Imitando as lápides de concreto do monumento aos judeus mortos sob o regime de
Hitler, o novo bloco fica a alguns metros dali e mostra, dentro de uma pequena fresta, um
vídeo de dois homens se beijando, dirigido pelo também
dinamarquês, co-fundador do
Dogma, Thomas Vinterberg.
"Queríamos uma imagem explícita", conta Elmgreen.
O estopim do conflito foi
quando o ministro alemão da
Cultura, Bernd Neumann, censurou a imagem que deveria estampar o convite para a inauguração oficial do monumento.
No lugar do beijo, um cartão todo cinza, sem imagens, chegou
às mãos dos convidados.
A feminista Alice Schwarzer
levantou outra queixa: um memorial às vítimas gays só com
homens ignora o sofrimento
das lésbicas mortas no Holocausto. Na cerimônia, chamou
o projeto, aprovado numa competição que desbancou sugestões de artistas como Wolfgang
Tillmans, de "kitsch" e "fálico".
Os artistas agora, cedendo à
pressão de feministas e outros
grupos de interesse, terão de
mudar a cada dois anos o filme
exibido dentro do memorial.
Arte coletiva?
"É ridículo e vergonhoso que
eles estejam passando por isso", diz Thomas Vinterberg à
Folha, por telefone, de Copenhague. "Arte é subjetiva. Nunca é possível chegar a um acordo coletivo em relação à arte."

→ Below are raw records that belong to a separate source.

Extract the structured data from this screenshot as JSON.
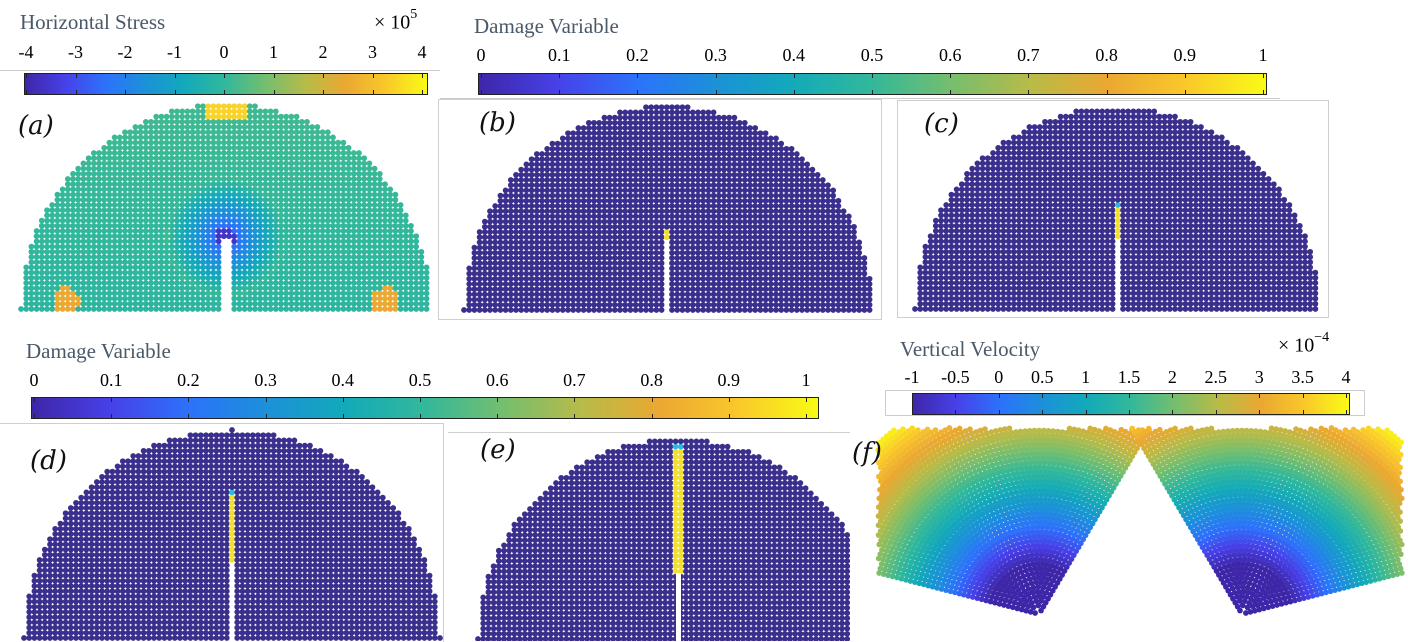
{
  "colorbars": {
    "stress": {
      "title": "Horizontal Stress",
      "exponent_base": "× 10",
      "exponent_power": "5",
      "ticks": [
        "-4",
        "-3",
        "-2",
        "-1",
        "0",
        "1",
        "2",
        "3",
        "4"
      ]
    },
    "damage_top": {
      "title": "Damage Variable",
      "ticks": [
        "0",
        "0.1",
        "0.2",
        "0.3",
        "0.4",
        "0.5",
        "0.6",
        "0.7",
        "0.8",
        "0.9",
        "1"
      ]
    },
    "damage_bottom": {
      "title": "Damage Variable",
      "ticks": [
        "0",
        "0.1",
        "0.2",
        "0.3",
        "0.4",
        "0.5",
        "0.6",
        "0.7",
        "0.8",
        "0.9",
        "1"
      ]
    },
    "velocity": {
      "title": "Vertical Velocity",
      "exponent_base": "× 10",
      "exponent_power": "−4",
      "ticks": [
        "-1",
        "-0.5",
        "0",
        "0.5",
        "1",
        "1.5",
        "2",
        "2.5",
        "3",
        "3.5",
        "4"
      ]
    }
  },
  "panels": {
    "a": "(a)",
    "b": "(b)",
    "c": "(c)",
    "d": "(d)",
    "e": "(e)",
    "f": "(f)"
  },
  "colors": {
    "base_particle": "#3a2f8c",
    "stress_field": "#3cb89c",
    "crack_yellow": "#f2e031",
    "crack_tip": "#2fb7e0"
  },
  "chart_data": [
    {
      "type": "scatter",
      "panel": "(a)",
      "title": "Horizontal Stress",
      "colorbar_range": [
        -4,
        4
      ],
      "colorbar_ticks": [
        -4,
        -3,
        -2,
        -1,
        0,
        1,
        2,
        3,
        4
      ],
      "scale": "× 10^5",
      "notch_fraction_of_radius": 0.35
    },
    {
      "type": "scatter",
      "panel": "(b)",
      "title": "Damage Variable",
      "colorbar_range": [
        0,
        1
      ],
      "colorbar_ticks": [
        0,
        0.1,
        0.2,
        0.3,
        0.4,
        0.5,
        0.6,
        0.7,
        0.8,
        0.9,
        1
      ],
      "notch_fraction_of_radius": 0.35,
      "crack_fraction_of_radius": 0.05
    },
    {
      "type": "scatter",
      "panel": "(c)",
      "title": "Damage Variable",
      "colorbar_range": [
        0,
        1
      ],
      "notch_fraction_of_radius": 0.35,
      "crack_fraction_of_radius": 0.18
    },
    {
      "type": "scatter",
      "panel": "(d)",
      "title": "Damage Variable",
      "colorbar_range": [
        0,
        1
      ],
      "colorbar_ticks": [
        0,
        0.1,
        0.2,
        0.3,
        0.4,
        0.5,
        0.6,
        0.7,
        0.8,
        0.9,
        1
      ],
      "notch_fraction_of_radius": 0.35,
      "crack_fraction_of_radius": 0.35
    },
    {
      "type": "scatter",
      "panel": "(e)",
      "title": "Damage Variable",
      "colorbar_range": [
        0,
        1
      ],
      "notch_fraction_of_radius": 0.0,
      "crack_fraction_of_radius": 0.9
    },
    {
      "type": "scatter",
      "panel": "(f)",
      "title": "Vertical Velocity",
      "colorbar_range": [
        -1,
        4
      ],
      "colorbar_ticks": [
        -1,
        -0.5,
        0,
        0.5,
        1,
        1.5,
        2,
        2.5,
        3,
        3.5,
        4
      ],
      "scale": "× 10^-4",
      "split_opening_angle_deg": 56
    }
  ]
}
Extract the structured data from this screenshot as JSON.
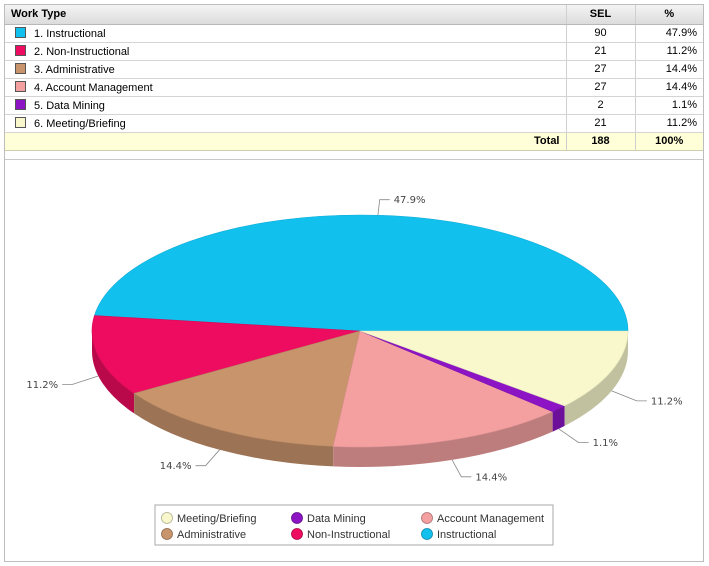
{
  "table": {
    "headers": {
      "work_type": "Work Type",
      "sel": "SEL",
      "pct": "%"
    },
    "rows": [
      {
        "label": "1. Instructional",
        "sel": "90",
        "pct": "47.9%",
        "color": "#12c0ee"
      },
      {
        "label": "2. Non-Instructional",
        "sel": "21",
        "pct": "11.2%",
        "color": "#ee0c60"
      },
      {
        "label": "3. Administrative",
        "sel": "27",
        "pct": "14.4%",
        "color": "#c8946c"
      },
      {
        "label": "4. Account Management",
        "sel": "27",
        "pct": "14.4%",
        "color": "#f4a0a0"
      },
      {
        "label": "5. Data Mining",
        "sel": "2",
        "pct": "1.1%",
        "color": "#8c14c4"
      },
      {
        "label": "6. Meeting/Briefing",
        "sel": "21",
        "pct": "11.2%",
        "color": "#f8f8cc"
      }
    ],
    "total": {
      "label": "Total",
      "sel": "188",
      "pct": "100%"
    }
  },
  "chart_data": {
    "type": "pie",
    "categories": [
      "Instructional",
      "Non-Instructional",
      "Administrative",
      "Account Management",
      "Data Mining",
      "Meeting/Briefing"
    ],
    "values": [
      90,
      21,
      27,
      27,
      2,
      21
    ],
    "data_labels": [
      "47.9%",
      "11.2%",
      "14.4%",
      "14.4%",
      "1.1%",
      "11.2%"
    ],
    "colors": [
      "#12c0ee",
      "#ee0c60",
      "#c8946c",
      "#f4a0a0",
      "#8c14c4",
      "#f8f8cc"
    ],
    "legend": {
      "placement": "bottom-center",
      "order": [
        "Meeting/Briefing",
        "Data Mining",
        "Account Management",
        "Administrative",
        "Non-Instructional",
        "Instructional"
      ]
    },
    "three_d": true
  }
}
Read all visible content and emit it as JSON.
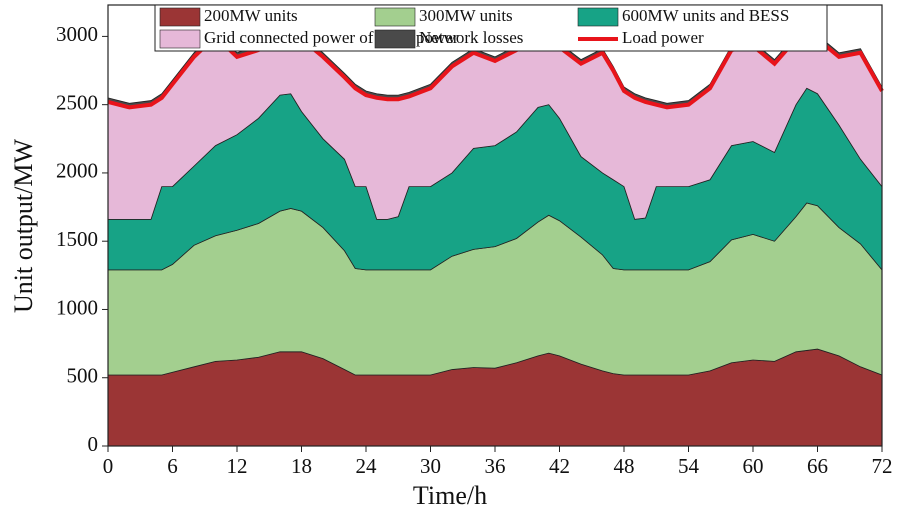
{
  "chart_data": {
    "type": "stacked-area",
    "x_label": "Time/h",
    "y_label": "Unit output/MW",
    "x": [
      0,
      2,
      4,
      5,
      6,
      8,
      10,
      12,
      14,
      16,
      17,
      18,
      20,
      22,
      23,
      24,
      25,
      26,
      27,
      28,
      30,
      32,
      34,
      36,
      38,
      40,
      41,
      42,
      44,
      46,
      47,
      48,
      49,
      50,
      51,
      52,
      54,
      56,
      58,
      60,
      62,
      64,
      65,
      66,
      68,
      70,
      72
    ],
    "xlim": [
      0,
      72
    ],
    "xticks": [
      0,
      6,
      12,
      18,
      24,
      30,
      36,
      42,
      48,
      54,
      60,
      66,
      72
    ],
    "ylim": [
      0,
      3230
    ],
    "yticks": [
      0,
      500,
      1000,
      1500,
      2000,
      2500,
      3000
    ],
    "series": [
      {
        "name": "200MW units",
        "color": "#9b3535",
        "values": [
          520,
          520,
          520,
          520,
          540,
          580,
          620,
          630,
          650,
          690,
          690,
          690,
          640,
          560,
          520,
          520,
          520,
          520,
          520,
          520,
          520,
          560,
          575,
          570,
          610,
          660,
          680,
          660,
          600,
          550,
          530,
          520,
          520,
          520,
          520,
          520,
          520,
          550,
          610,
          630,
          620,
          690,
          700,
          710,
          660,
          580,
          520
        ]
      },
      {
        "name": "300MW units",
        "color": "#a3cf8f",
        "values": [
          770,
          770,
          770,
          770,
          790,
          890,
          920,
          950,
          980,
          1030,
          1050,
          1030,
          960,
          870,
          780,
          770,
          770,
          770,
          770,
          770,
          770,
          830,
          865,
          890,
          910,
          980,
          1010,
          990,
          930,
          850,
          770,
          770,
          770,
          770,
          770,
          770,
          770,
          800,
          900,
          920,
          880,
          990,
          1080,
          1050,
          940,
          900,
          770
        ]
      },
      {
        "name": "600MW units and BESS",
        "color": "#17a386",
        "values": [
          370,
          370,
          370,
          610,
          570,
          580,
          660,
          700,
          770,
          850,
          840,
          730,
          650,
          670,
          600,
          610,
          370,
          370,
          390,
          610,
          610,
          610,
          740,
          740,
          780,
          840,
          810,
          750,
          590,
          600,
          650,
          610,
          370,
          380,
          610,
          610,
          610,
          600,
          690,
          680,
          650,
          820,
          840,
          820,
          750,
          620,
          610
        ]
      },
      {
        "name": "Grid connected power of wind power",
        "color": "#e6b8d8",
        "values": [
          860,
          820,
          840,
          650,
          750,
          800,
          800,
          570,
          500,
          410,
          440,
          530,
          600,
          600,
          720,
          670,
          890,
          880,
          860,
          660,
          720,
          780,
          700,
          620,
          600,
          480,
          460,
          520,
          680,
          880,
          800,
          700,
          890,
          850,
          600,
          580,
          600,
          670,
          700,
          700,
          650,
          480,
          390,
          400,
          500,
          780,
          700
        ]
      },
      {
        "name": "Network losses",
        "color": "#4a4a4a",
        "values": [
          30,
          30,
          30,
          30,
          30,
          30,
          30,
          30,
          30,
          30,
          30,
          30,
          30,
          30,
          30,
          30,
          30,
          30,
          30,
          30,
          30,
          30,
          30,
          30,
          30,
          30,
          30,
          30,
          30,
          30,
          30,
          30,
          30,
          30,
          30,
          30,
          30,
          30,
          30,
          30,
          30,
          30,
          30,
          30,
          30,
          30,
          30
        ]
      },
      {
        "name": "Load power",
        "color": "#e8141b",
        "kind": "line",
        "values": [
          2520,
          2480,
          2500,
          2550,
          2650,
          2850,
          3000,
          2850,
          2900,
          2980,
          3020,
          2980,
          2850,
          2700,
          2620,
          2570,
          2550,
          2540,
          2540,
          2560,
          2620,
          2780,
          2880,
          2820,
          2900,
          2960,
          2960,
          2920,
          2800,
          2880,
          2750,
          2600,
          2550,
          2520,
          2500,
          2480,
          2500,
          2620,
          2900,
          2930,
          2800,
          2980,
          3010,
          2980,
          2850,
          2880,
          2600
        ]
      }
    ]
  }
}
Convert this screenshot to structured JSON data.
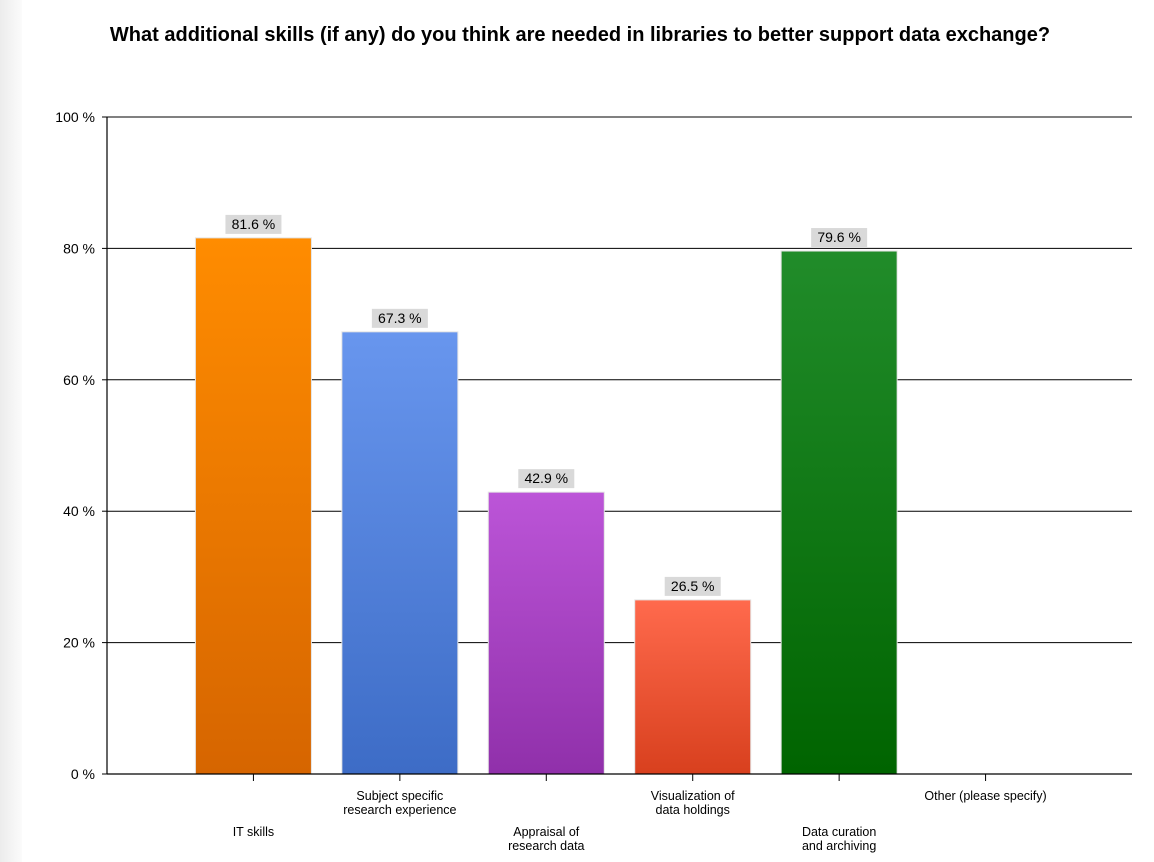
{
  "chart_data": {
    "type": "bar",
    "title": "What additional skills (if any) do you think are needed in libraries to better support data exchange?",
    "xlabel": "",
    "ylabel": "",
    "ylim": [
      0,
      100
    ],
    "y_ticks": [
      0,
      20,
      40,
      60,
      80,
      100
    ],
    "y_tick_suffix": " %",
    "grid": true,
    "legend": "none",
    "categories": [
      "IT skills",
      "Subject specific research experience",
      "Appraisal of research data",
      "Visualization of data holdings",
      "Data curation and archiving",
      "Other (please specify)"
    ],
    "category_label_lines": [
      [
        "IT skills"
      ],
      [
        "Subject specific",
        "research experience"
      ],
      [
        "Appraisal of",
        "research data"
      ],
      [
        "Visualization of",
        "data holdings"
      ],
      [
        "Data curation",
        "and archiving"
      ],
      [
        "Other (please specify)"
      ]
    ],
    "values": [
      81.6,
      67.3,
      42.9,
      26.5,
      79.6,
      null
    ],
    "value_labels": [
      "81.6 %",
      "67.3 %",
      "42.9 %",
      "26.5 %",
      "79.6 %",
      ""
    ],
    "colors": [
      [
        "#ff8c00",
        "#d66500"
      ],
      [
        "#6896ee",
        "#3d6cc6"
      ],
      [
        "#bc55d8",
        "#9030aa"
      ],
      [
        "#ff6a4d",
        "#d8401e"
      ],
      [
        "#218c2a",
        "#006400"
      ],
      [
        "#cccccc",
        "#aaaaaa"
      ]
    ]
  }
}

Em preto-e-branco, o filme
dentro do memorial foi gravado no mesmo lugar onde está
hoje o bloco de concreto, dando
a impressão de estender a paisagem de fora para dentro do
cubo. Mudar o filme, na opinião
de Vinterberg, destruiria esse
efeito. "Se eu soubesse que chegaria a isso, jamais teria participado do projeto."
Os artistas lembram que a
construção do memorial gay fora aprovado na administração
do Partido Verde, anterior aos
democratas cristãos agora no
poder. "Eles apóiam o papa,
não querem ver dois homens se
beijando", diz Elmgreen, acrescentando que foi seu primeiro e
último projeto público. "Jamais faremos algo do tipo de
novo, vimos que tem muito
pouco a ver com arte e muito
mais a ver com política."
"O monumento virou um comentário sobre a vida política
na Alemanha no início deste século mais do que uma homenagem a homossexuais", lamenta
Vinterberg. "Artistas deveriam
ser protegidos, não manipulados. O que fizeram foi arruinado; ser gay ainda é tabu."